Hydrodynamic or oilfield scale models are needed to predict long-term the production process, to design and optimise well placement and evaluate the outcomes of different enhanced recovery practises. These models operate using continuum medium approximations and upscaled effective porous media properties such as permeability, relative permeability and capillary curves and are conventionally based on (multiphase generalization of) Darcy and continuity equations. In this work we explored the difference between flow patterns on the Darcy scale depending on how we parameterized the model – using scalar permeability values, or based on pore-scale simulations on 3D pore geometries of real rock samples. In the latter case two permeabilities were utilized – conventional directional permeability (in three directions) and full permeability tensor. Our results strongly support the idea that full tensors are needed to accurately represent fluxes at Darcy scale then upscaling from core-scale measurements or simulations, or even if using geologic/geostatistical model (with spatial heterogeneous distribution of flow properties).
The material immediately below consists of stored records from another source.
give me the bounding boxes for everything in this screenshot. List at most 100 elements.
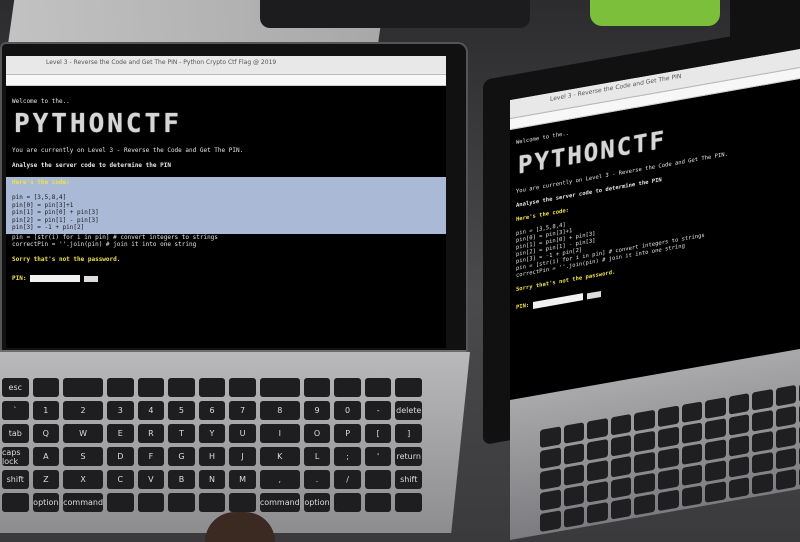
keyboard-key[interactable]: ; — [334, 447, 361, 466]
keyboard-key[interactable]: H — [198, 447, 226, 466]
keyboard-key[interactable] — [540, 510, 561, 532]
keyboard-key[interactable]: Z — [32, 470, 60, 489]
keyboard-key[interactable]: 2 — [63, 401, 104, 420]
keyboard-key[interactable]: C — [107, 470, 134, 489]
keyboard-key[interactable]: 4 — [137, 401, 165, 420]
address-bar[interactable] — [6, 75, 446, 86]
keyboard-key[interactable] — [657, 405, 679, 428]
keyboard-key[interactable] — [587, 502, 608, 524]
keyboard-key[interactable] — [705, 460, 726, 482]
keyboard-key[interactable] — [107, 378, 134, 397]
keyboard-key[interactable]: B — [168, 470, 195, 489]
keyboard-key[interactable] — [681, 422, 703, 445]
keyboard-key[interactable] — [229, 378, 256, 397]
keyboard-key[interactable] — [681, 401, 703, 424]
keyboard-key[interactable]: N — [198, 470, 226, 489]
keyboard-key[interactable]: W — [63, 424, 104, 443]
keyboard-key[interactable] — [587, 460, 608, 482]
keyboard-key[interactable] — [775, 426, 797, 449]
keyboard-key[interactable] — [395, 493, 422, 512]
keyboard-key[interactable] — [334, 493, 361, 512]
keyboard-key[interactable] — [563, 443, 585, 465]
keyboard-key[interactable]: ' — [364, 447, 392, 466]
keyboard-key[interactable] — [610, 455, 632, 478]
keyboard-key[interactable]: X — [63, 470, 104, 489]
keyboard-key[interactable]: esc — [2, 378, 29, 397]
keyboard-key[interactable] — [634, 472, 655, 495]
keyboard-key[interactable] — [364, 493, 392, 512]
keyboard-key[interactable] — [198, 378, 226, 397]
keyboard-key[interactable] — [364, 378, 392, 397]
keyboard-key[interactable] — [657, 489, 679, 512]
keyboard-key[interactable] — [587, 418, 608, 440]
keyboard-key[interactable]: A — [32, 447, 60, 466]
keyboard-key[interactable] — [587, 439, 608, 461]
keyboard-key[interactable] — [229, 493, 256, 512]
keyboard-key[interactable]: 0 — [334, 401, 361, 420]
keyboard-key[interactable] — [610, 434, 632, 457]
keyboard-key[interactable]: - — [364, 401, 392, 420]
keyboard-key[interactable] — [168, 378, 195, 397]
keyboard-key[interactable] — [610, 497, 632, 520]
keyboard-key[interactable] — [137, 378, 165, 397]
keyboard-key[interactable] — [752, 409, 773, 432]
submit-button[interactable] — [587, 290, 602, 299]
keyboard-key[interactable] — [657, 426, 679, 449]
keyboard-key[interactable] — [728, 435, 750, 457]
keyboard-key[interactable]: shift — [2, 470, 29, 489]
keyboard-key[interactable] — [2, 493, 29, 512]
pin-input[interactable] — [30, 275, 81, 283]
keyboard-key[interactable]: command — [259, 493, 300, 512]
keyboard-key[interactable] — [334, 378, 361, 397]
keyboard-key[interactable] — [63, 378, 104, 397]
keyboard-key[interactable]: option — [303, 493, 331, 512]
keyboard-key[interactable] — [540, 468, 561, 490]
keyboard-key[interactable] — [728, 456, 750, 478]
keyboard-key[interactable] — [107, 493, 134, 512]
keyboard-key[interactable]: Q — [32, 424, 60, 443]
keyboard-key[interactable] — [752, 451, 773, 474]
keyboard-key[interactable]: shift — [395, 470, 422, 489]
keyboard-key[interactable] — [775, 384, 797, 407]
keyboard-key[interactable]: 5 — [168, 401, 195, 420]
keyboard-key[interactable]: tab — [2, 424, 29, 443]
keyboard-key[interactable] — [540, 447, 561, 469]
keyboard-key[interactable]: [ — [364, 424, 392, 443]
keyboard-key[interactable] — [728, 477, 750, 499]
keyboard-key[interactable] — [540, 489, 561, 511]
keyboard-key[interactable] — [563, 422, 585, 444]
keyboard-key[interactable]: 3 — [107, 401, 134, 420]
keyboard-key[interactable]: command — [63, 493, 104, 512]
keyboard-key[interactable] — [634, 493, 655, 516]
keyboard-key[interactable] — [540, 426, 561, 448]
pin-input[interactable] — [533, 293, 584, 309]
keyboard-key[interactable] — [610, 476, 632, 499]
keyboard-key[interactable] — [681, 443, 703, 466]
keyboard-key[interactable]: . — [303, 470, 331, 489]
keyboard-key[interactable]: G — [168, 447, 195, 466]
keyboard-key[interactable]: E — [107, 424, 134, 443]
keyboard-key[interactable] — [587, 481, 608, 503]
keyboard-key[interactable]: T — [168, 424, 195, 443]
keyboard-key[interactable] — [32, 378, 60, 397]
keyboard-key[interactable]: return — [395, 447, 422, 466]
keyboard-key[interactable]: O — [303, 424, 331, 443]
keyboard-key[interactable]: L — [303, 447, 331, 466]
keyboard-key[interactable] — [634, 451, 655, 474]
keyboard-key[interactable] — [563, 464, 585, 486]
keyboard-key[interactable]: K — [259, 447, 300, 466]
keyboard-key[interactable] — [752, 388, 773, 411]
keyboard-key[interactable] — [364, 470, 392, 489]
keyboard-key[interactable] — [634, 409, 655, 432]
keyboard-key[interactable] — [657, 468, 679, 491]
keyboard-key[interactable]: 1 — [32, 401, 60, 420]
keyboard-key[interactable] — [775, 468, 797, 491]
keyboard-key[interactable]: caps lock — [2, 447, 29, 466]
keyboard-key[interactable]: 8 — [259, 401, 300, 420]
keyboard-key[interactable] — [657, 447, 679, 470]
keyboard-key[interactable] — [681, 464, 703, 487]
keyboard-key[interactable]: option — [32, 493, 60, 512]
keyboard-key[interactable]: 9 — [303, 401, 331, 420]
keyboard-key[interactable]: J — [229, 447, 256, 466]
keyboard-key[interactable] — [610, 413, 632, 436]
More specifically, our upscaled Darcy scale model parameterized using hypothetical scalar or pore-scale simulated permeabilities revealed: even a simple scalar permeability field, if heterogeneous, produces significant off-diagonal terms in tensorial permeability results; using tensoral permeabilities when upscaling from the core-scale results in significant difference in upscaled (tensorial) permeabilities compared to conventional directional simulation framework.